Similarly, in 2010, the Treatment Advocacy Center (TAC) estimated that 16 percent of jail and prison inmates are afflicted with a serious mental illness, and in 2014 TAC reported that there were 10 times more seriously mentally ill people in jails and prisons than hospitals.

This comes at great cost. At Lane County Jail, according to the Lane County website, the combined costs of inmate housing, overhead costs, support services and booking operations is $234 per day for every inmate, footed by citizens of Lane County.

“It’s not good for our business-owning citizens to think of the poor as being criminals, and the place that you put the poor is the jail,” Sierralupe says. “And it’s certainly not good for the people who are constantly being incarcerated. That’s a very expensive fix for the suffering that we see in our community.”

Sierralupe says she thinks that, like other cycles that homeless and mentally ill fall into — addiction, unemployment, persecution by law enforcement — cyclical incarceration could be addressed by Housing First, a tactic of giving people the stability to build their lives up again by providing them with free housing.

There is already an effective model for Housing First in Eugene in the form of Opportunity Village, which, according to founding member Andrew Heben, consists of 30 tiny homes constructed at a cost of about $1,000 to $2,000 each. The entire site costs about $100,000 to buy and build, which amounts to a cost of about $3,333 per house.

To put this in perspective, a homeless or mentally ill person would have to spend 14 days in the Lane County jail before the stay would cost more than the entire price of an Opportunity Village tiny home.

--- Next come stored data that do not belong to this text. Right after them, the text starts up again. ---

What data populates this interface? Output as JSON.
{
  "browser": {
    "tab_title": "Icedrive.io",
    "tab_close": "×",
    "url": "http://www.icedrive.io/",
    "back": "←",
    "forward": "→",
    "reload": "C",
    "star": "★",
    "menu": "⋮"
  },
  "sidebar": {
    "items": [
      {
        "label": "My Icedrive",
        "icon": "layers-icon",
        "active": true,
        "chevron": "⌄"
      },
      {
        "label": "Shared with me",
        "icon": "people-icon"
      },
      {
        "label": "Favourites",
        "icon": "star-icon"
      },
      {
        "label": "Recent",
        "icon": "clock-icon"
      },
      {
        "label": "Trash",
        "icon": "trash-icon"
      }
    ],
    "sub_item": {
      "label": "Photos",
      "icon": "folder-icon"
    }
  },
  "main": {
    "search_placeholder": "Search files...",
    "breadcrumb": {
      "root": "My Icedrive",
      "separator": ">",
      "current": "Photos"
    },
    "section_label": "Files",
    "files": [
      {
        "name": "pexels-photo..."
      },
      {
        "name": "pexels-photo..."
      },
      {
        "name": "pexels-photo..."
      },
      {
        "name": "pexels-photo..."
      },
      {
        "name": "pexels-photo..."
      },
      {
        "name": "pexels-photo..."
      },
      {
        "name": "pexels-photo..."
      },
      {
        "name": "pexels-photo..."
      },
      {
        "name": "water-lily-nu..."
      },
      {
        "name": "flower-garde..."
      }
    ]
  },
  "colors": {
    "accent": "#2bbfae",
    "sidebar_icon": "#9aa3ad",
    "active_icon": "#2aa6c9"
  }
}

“There’s no argument against it,” says Chad Kautzer, assistant professor of philosophy, director of the Social Justice minor at University of Colorado Denver and activist on homelessness. “There’s only a moral argument, and it’s a bad moral argument.”

This moral argument, Kautzer says, is the assumption that people with needs are morally at fault for their situation, which is extremely problematic: “From recessions where people lose their jobs, to cutbacks in social services, to investment bubbles that out-price large portions of the population [so that] they can’t afford housing — all these things are beyond the control of individuals.” Similarly, Kautzer says, mentally ill people are not blamed for their conditions, but are often blamed for their symptoms. In Kautzer’s home of Colorado, according to a recent The New Yorker article, the state is now saving $26,000 per year for every homeless person it houses.

However, the most important argument for Housing First is the reality of the alternative — a life tipping between a struggle to survive and time in jail.

If I could get into rehab right now, I would not be homeless,” Tommy says. “I’d be in rehab. But there’s a three-month waiting list, I think. I don’t really feel like I need rehab to quit doing drugs, I just need somewhere to live to quit doing drugs. But as long as I’m out here and I’m cold and lonely and fucking miserable, I’m going to shoot heroin every day because it makes me feel better.”

*EW protects the identities of people who fear possible retribution.